Maroc : le média espagnol Público partage une enquête révélant la maltraitance des marocaines employées dans la cueillette des fraises dans la province de Huelva en Andalousie

Une investigation approfondie, publiée par le média espagnol Público, a percé à jour de graves violations des droits fondamentaux sous lesquelles des saisonnières agricoles marocaines s’exécutent dans la cueillette des fraises en Andalousie, dans la province de Huelva. 

Le situation prend place dans une région où la culture de la fraise constitue l’un des principaux piliers de l’économie agricole. A elle seule, elle génère environ 8 % du produit intérieur brut andalou. En effet, la province de Huelva constitue le plus grand bassin de production de fraises en Espagne, avec près de 97 % de sa production exportée vers l’Europe. C’est pour cette raison que l’enquête révélé par le média Público, présentant des violations des droits des travailleuses saisonnières, prend une dimension cruciale tant en matière de droits humains que de responsabilité sociale.

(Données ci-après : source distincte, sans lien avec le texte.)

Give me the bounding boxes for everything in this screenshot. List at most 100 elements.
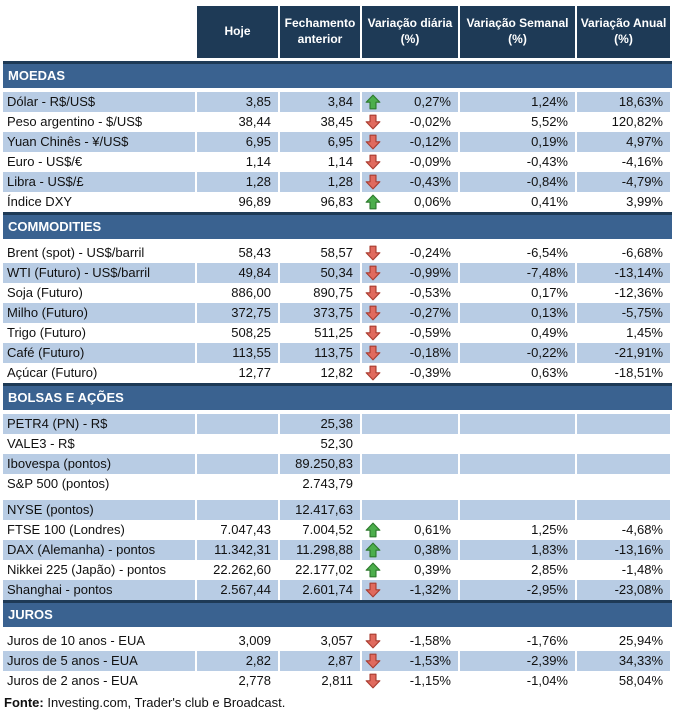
up-arrow-icon xyxy=(365,542,381,558)
cell-variacao-diaria: -1,15% xyxy=(362,671,460,691)
row-label: Juros de 2 anos - EUA xyxy=(3,671,197,691)
market-summary-table: Hoje Fechamento anterior Variação diária… xyxy=(3,6,672,691)
cell-variacao-semanal: 0,13% xyxy=(460,303,577,323)
down-arrow-icon xyxy=(365,582,381,598)
cell-hoje: 38,44 xyxy=(197,112,280,132)
cell-hoje: 3,85 xyxy=(197,92,280,112)
row-label: Yuan Chinês - ¥/US$ xyxy=(3,132,197,152)
row-label: Café (Futuro) xyxy=(3,343,197,363)
cell-variacao-diaria xyxy=(362,434,460,454)
cell-fechamento-anterior: 12,82 xyxy=(280,363,362,383)
table-row: Juros de 2 anos - EUA 2,778 2,811 -1,15% -1,… xyxy=(3,671,672,691)
cell-fechamento-anterior: 2,811 xyxy=(280,671,362,691)
row-label: Shanghai - pontos xyxy=(3,580,197,600)
cell-hoje: 2.567,44 xyxy=(197,580,280,600)
cell-hoje xyxy=(197,454,280,474)
table-row: DAX (Alemanha) - pontos 11.342,31 11.298,8… xyxy=(3,540,672,560)
cell-variacao-semanal: -7,48% xyxy=(460,263,577,283)
row-label: FTSE 100 (Londres) xyxy=(3,520,197,540)
column-header-variacao-semanal: Variação Semanal (%) xyxy=(460,6,577,58)
down-arrow-icon xyxy=(365,633,381,649)
cell-hoje: 1,28 xyxy=(197,172,280,192)
cell-variacao-semanal: 2,85% xyxy=(460,560,577,580)
cell-variacao-semanal xyxy=(460,454,577,474)
section-header-commodities: COMMODITIES xyxy=(3,212,672,239)
cell-hoje: 886,00 xyxy=(197,283,280,303)
cell-variacao-diaria: -1,53% xyxy=(362,651,460,671)
cell-variacao-anual: 18,63% xyxy=(577,92,672,112)
row-label: VALE3 - R$ xyxy=(3,434,197,454)
cell-variacao-diaria: -0,02% xyxy=(362,112,460,132)
table-row: Soja (Futuro) 886,00 890,75 -0,53% 0,17% -12,… xyxy=(3,283,672,303)
cell-fechamento-anterior: 38,45 xyxy=(280,112,362,132)
table-row: PETR4 (PN) - R$ 25,38 xyxy=(3,414,672,434)
cell-fechamento-anterior: 2,87 xyxy=(280,651,362,671)
cell-hoje: 22.262,60 xyxy=(197,560,280,580)
down-arrow-icon xyxy=(365,245,381,261)
cell-hoje: 49,84 xyxy=(197,263,280,283)
cell-variacao-semanal: 5,52% xyxy=(460,112,577,132)
cell-variacao-anual: -21,91% xyxy=(577,343,672,363)
up-arrow-icon xyxy=(365,562,381,578)
up-arrow-icon xyxy=(365,522,381,538)
source-note: Fonte: Investing.com, Trader's club e Br… xyxy=(4,695,677,710)
cell-variacao-anual: -23,08% xyxy=(577,580,672,600)
table-row: Euro - US$/€ 1,14 1,14 -0,09% -0,43% -4,16% xyxy=(3,152,672,172)
cell-hoje: 58,43 xyxy=(197,243,280,263)
cell-variacao-semanal: 0,41% xyxy=(460,192,577,212)
cell-variacao-diaria: 0,38% xyxy=(362,540,460,560)
cell-fechamento-anterior: 1,14 xyxy=(280,152,362,172)
down-arrow-icon xyxy=(365,365,381,381)
cell-fechamento-anterior: 113,75 xyxy=(280,343,362,363)
cell-variacao-diaria xyxy=(362,454,460,474)
cell-fechamento-anterior: 58,57 xyxy=(280,243,362,263)
row-label: Dólar - R$/US$ xyxy=(3,92,197,112)
cell-variacao-semanal: 0,17% xyxy=(460,283,577,303)
cell-hoje xyxy=(197,500,280,520)
cell-variacao-semanal: 0,49% xyxy=(460,323,577,343)
row-spacer xyxy=(3,494,672,500)
row-label: Euro - US$/€ xyxy=(3,152,197,172)
down-arrow-icon xyxy=(365,265,381,281)
cell-fechamento-anterior: 96,83 xyxy=(280,192,362,212)
cell-hoje xyxy=(197,474,280,494)
cell-variacao-anual: 25,94% xyxy=(577,631,672,651)
cell-variacao-diaria: -0,43% xyxy=(362,172,460,192)
cell-variacao-semanal: 1,24% xyxy=(460,92,577,112)
cell-variacao-semanal: -2,95% xyxy=(460,580,577,600)
cell-fechamento-anterior: 3,057 xyxy=(280,631,362,651)
cell-variacao-anual: -4,16% xyxy=(577,152,672,172)
table-row: FTSE 100 (Londres) 7.047,43 7.004,52 0,61% 1… xyxy=(3,520,672,540)
cell-hoje: 96,89 xyxy=(197,192,280,212)
cell-variacao-diaria: -0,39% xyxy=(362,363,460,383)
cell-variacao-diaria: -0,59% xyxy=(362,323,460,343)
table-row: Juros de 5 anos - EUA 2,82 2,87 -1,53% -2,39… xyxy=(3,651,672,671)
cell-variacao-semanal: 1,25% xyxy=(460,520,577,540)
table-row: Brent (spot) - US$/barril 58,43 58,57 -0,24… xyxy=(3,243,672,263)
cell-variacao-semanal: -1,76% xyxy=(460,631,577,651)
cell-variacao-diaria: -0,12% xyxy=(362,132,460,152)
cell-variacao-semanal: -1,04% xyxy=(460,671,577,691)
cell-variacao-anual: 1,45% xyxy=(577,323,672,343)
table-row: Peso argentino - $/US$ 38,44 38,45 -0,02% 5,… xyxy=(3,112,672,132)
cell-variacao-semanal: -6,54% xyxy=(460,243,577,263)
cell-fechamento-anterior: 11.298,88 xyxy=(280,540,362,560)
down-arrow-icon xyxy=(365,325,381,341)
cell-variacao-anual: -6,68% xyxy=(577,243,672,263)
cell-variacao-semanal xyxy=(460,434,577,454)
table-row: Dólar - R$/US$ 3,85 3,84 0,27% 1,24% 18,63% xyxy=(3,92,672,112)
cell-variacao-anual: -5,75% xyxy=(577,303,672,323)
cell-fechamento-anterior: 511,25 xyxy=(280,323,362,343)
column-header-hoje: Hoje xyxy=(197,6,280,58)
cell-variacao-anual: 34,33% xyxy=(577,651,672,671)
cell-fechamento-anterior: 50,34 xyxy=(280,263,362,283)
cell-variacao-anual: -12,36% xyxy=(577,283,672,303)
row-label: DAX (Alemanha) - pontos xyxy=(3,540,197,560)
column-header-variacao-diaria: Variação diária (%) xyxy=(362,6,460,58)
row-label: Milho (Futuro) xyxy=(3,303,197,323)
row-label: Trigo (Futuro) xyxy=(3,323,197,343)
cell-fechamento-anterior: 89.250,83 xyxy=(280,454,362,474)
cell-variacao-anual: -4,79% xyxy=(577,172,672,192)
cell-variacao-diaria: -1,58% xyxy=(362,631,460,651)
table-header: Hoje Fechamento anterior Variação diária… xyxy=(3,6,672,58)
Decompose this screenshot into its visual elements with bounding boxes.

L’investigation présente deux cas emblématiques survenus au cours des dernières semaines de la saison de récolte, impliquant des faits de maltraitance et d’abandon de plusieurs travailleuses recrutées via le dispositif de migration saisonnière appelé « GECCO« . Ce système permet l’embauche temporaire dans le pays d’origine, sous condition de retour à l’issue du contrat.

Le premier cas

Le premier cas mets en avant un groupe de travailleuses marocaines  arrivé à Huelva le 7 avril pour intégrer l’entreprise « Berrys la Dehesa« , située dans la commune de Cartaya. Mais après quelques semaines seulement, ces femmes ont été privées de travail, sans contrat signé, sans salaires versés, et sans avoir reçu leur carte d’identité d’étranger (TIE), document indispensable à l’exercice légal d’une activité salariée et au séjour régulier en Espagne. Ces éléments ont été révélés par le syndicat espagnol CCOO, qui suit de près le dossier.

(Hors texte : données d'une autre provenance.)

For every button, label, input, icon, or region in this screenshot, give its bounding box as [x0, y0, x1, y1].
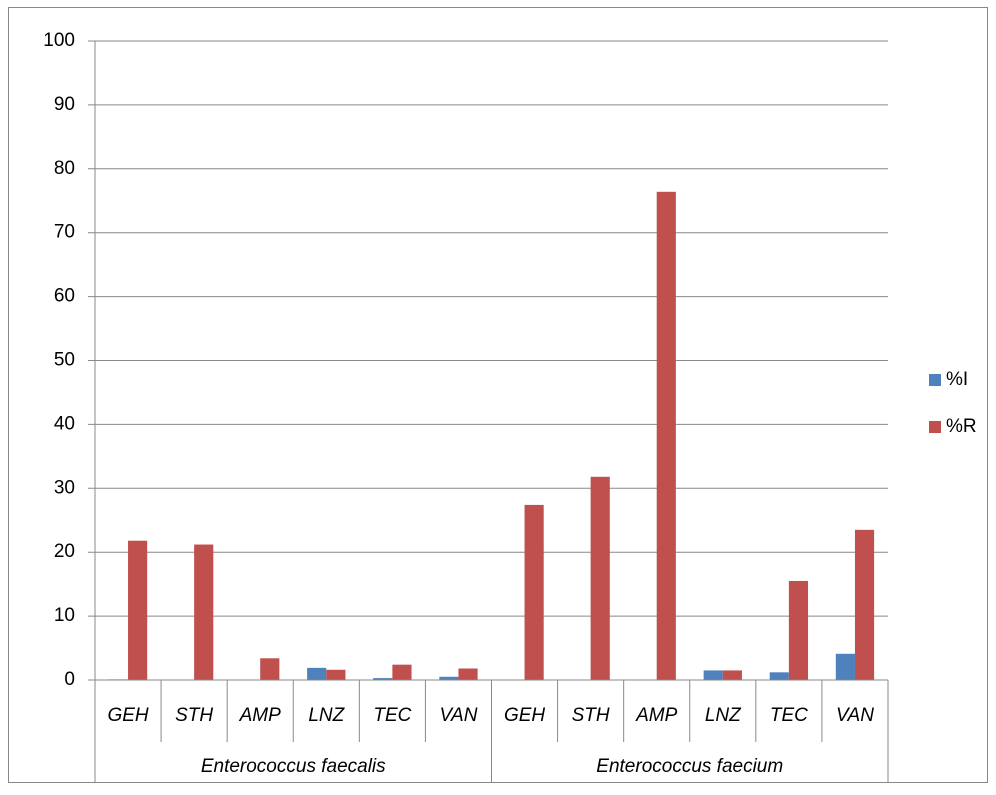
x-tick-label: AMP	[239, 705, 282, 726]
bar	[524, 504, 544, 680]
bar	[260, 658, 280, 680]
legend-swatch	[929, 421, 941, 433]
bar	[656, 191, 676, 680]
bar	[854, 529, 875, 680]
y-tick-label: 70	[54, 222, 75, 243]
bar	[769, 672, 789, 680]
legend-swatch	[929, 374, 941, 386]
group-label: Enterococcus faecalis	[201, 756, 386, 777]
x-tick-label: VAN	[836, 705, 874, 726]
bar	[326, 669, 346, 680]
x-tick-label: AMP	[635, 705, 678, 726]
y-tick-label: 40	[54, 413, 75, 434]
bar	[590, 476, 610, 680]
group-label: Enterococcus faecium	[596, 756, 783, 777]
bar	[392, 664, 412, 680]
bar	[458, 668, 478, 680]
x-tick-label: STH	[175, 705, 213, 726]
x-tick-label: LNZ	[308, 705, 345, 726]
bar	[722, 670, 742, 680]
y-tick-label: 60	[54, 286, 75, 307]
y-tick-label: 90	[54, 94, 75, 115]
legend-label: %I	[946, 369, 968, 390]
bar	[128, 540, 148, 680]
x-tick-label: VAN	[439, 705, 477, 726]
x-tick-label: GEH	[504, 705, 545, 726]
y-tick-label: 20	[54, 541, 75, 562]
chart-frame	[8, 7, 988, 783]
y-tick-label: 0	[64, 669, 75, 690]
y-tick-label: 10	[54, 605, 75, 626]
bar	[194, 544, 214, 680]
y-tick-label: 80	[54, 158, 75, 179]
y-tick-label: 30	[54, 477, 75, 498]
x-tick-label: TEC	[373, 705, 411, 726]
x-tick-label: STH	[572, 705, 610, 726]
legend-label: %R	[946, 416, 977, 437]
bar	[835, 653, 855, 680]
x-tick-label: LNZ	[705, 705, 742, 726]
bar	[373, 678, 393, 680]
bar	[703, 670, 723, 680]
bar	[788, 580, 809, 680]
x-tick-label: GEH	[107, 705, 148, 726]
x-tick-label: TEC	[770, 705, 808, 726]
y-tick-label: 50	[54, 350, 75, 371]
bar	[307, 667, 327, 680]
y-tick-label: 100	[43, 30, 75, 51]
bar	[439, 676, 459, 680]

Plus grave encore, le papier nous rapporte que l’une des travailleuses était enceinte de cinq mois. Elle, comme ses collègues, se trouvait dans une situation économique critique. Croyant que leur emploi était maintenu, elles avaient transféré de l’argent à leurs familles, jusqu’à ce que les paiements soient totalement interrompus. Cette rupture soudaine les a plongées dans une extrême précarité. Les ouvrières auraient ensuite subi des pressions de la part de la superviseuse de la ferme et de l’employeur lui-même, qui les auraient exhortées à « rentrer par leurs propres moyens au Maroc« , sans proposer de solution concrète ni respecter les engagements préalablement établis. L’employeur a, de manière explicite, refusé toute régularisation de leur situation.

Le second cas

Le second témoignage relaté par Público concerne une ouvrière marocaine du nom de Zahra B., âgée de 47 ans, qui travaille dans les champs de fraises depuis sept ans. Après avoir été diagnostiquée d’un cancer du col de l’utérus, elle a été renvoyée au Maroc. Selon les dires de l’association des femmes migrantes en emploi, ces dernières auraient plaidés pour que Zahra puisse poursuivre son traitement en Espagne.

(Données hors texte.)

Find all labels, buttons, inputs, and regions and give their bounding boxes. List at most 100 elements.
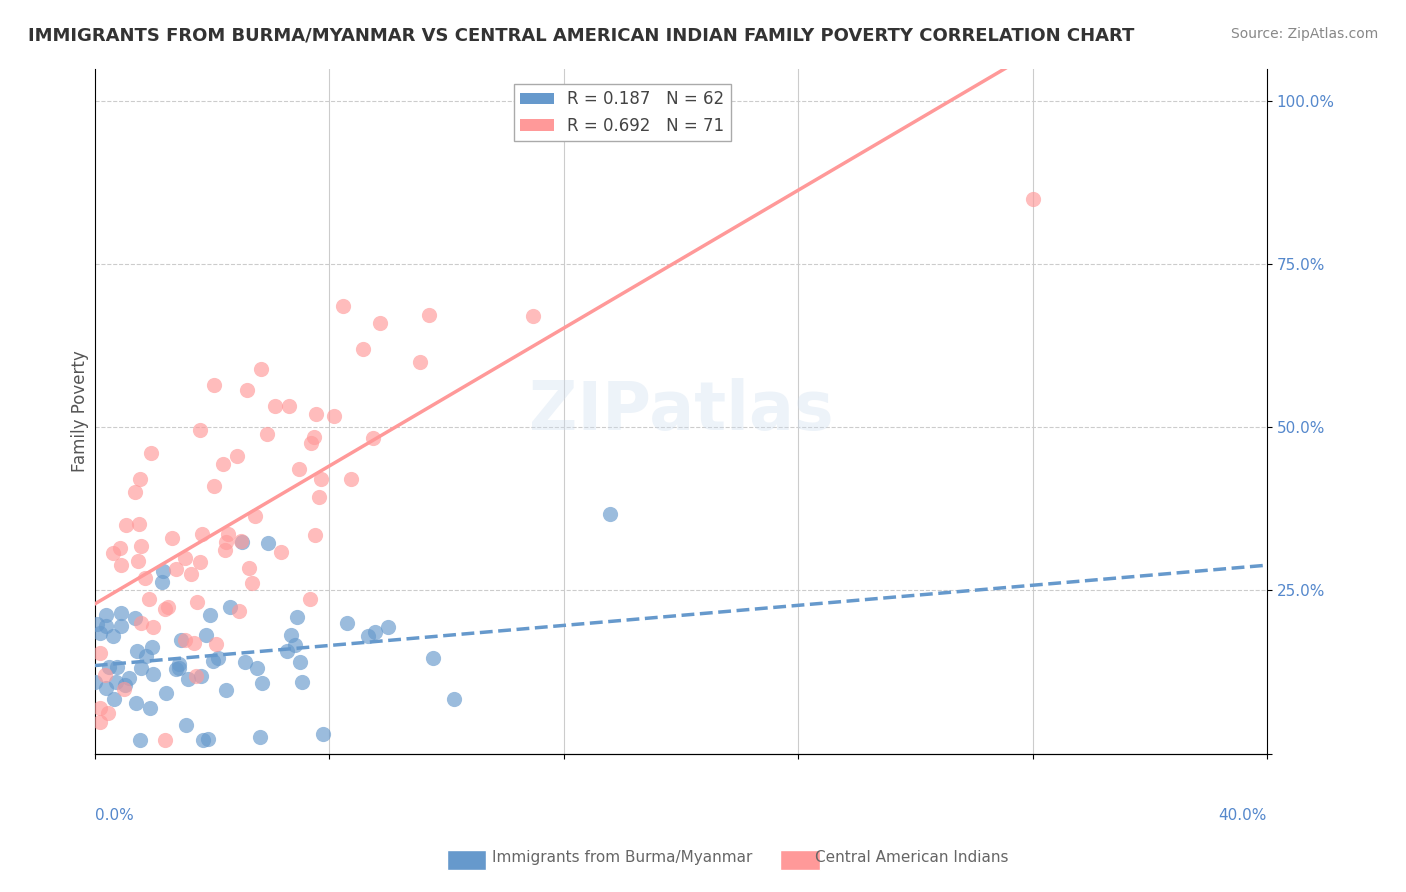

Cela dit, l’enquête dévoile des versions contradictoires. Tandis que l’association des femmes migrantes en emploi plaidait pour que Zahra puisse poursuivre son traitement en Espagne, les représentants patronaux affirment qu’elle aurait volontairement demandé son retour en raison de la détérioration de son état de santé. Or, les éléments recueillis montrent que Zahra suivait un traitement actif à l’hôpital de Huelva, mais en raison d’une impossibilité de financer les soins médicaux nécessaires sur place, faute de ressources financières suffisantes, elle aurait été contrainte de retourner dans son pays.

Cette expérience est similaire à une ouvrière prénommée Samhia, aussi atteinte d’un cancer, qui a été forcée de rentrer au Maroc malgré de nombreuses années passées à travailler dans les champs de fraises de Huelva. Ce cas illustre la récurrence des difficultés rencontrées par les travailleuses marocaines dans l’accès à un accompagnement médical et social digne.

Enfin, Público souligne que, bien que ces abus ne soient pas encore généralisés, ils portent gravement atteinte aux droits des femmes concernées et ternissent l’image de tout un secteur. L’enquête appelle ainsi à un renforcement des contrôles, ainsi qu’à une intervention déterminée des autorités pour garantir des conditions de travail stables, dignes et humaines.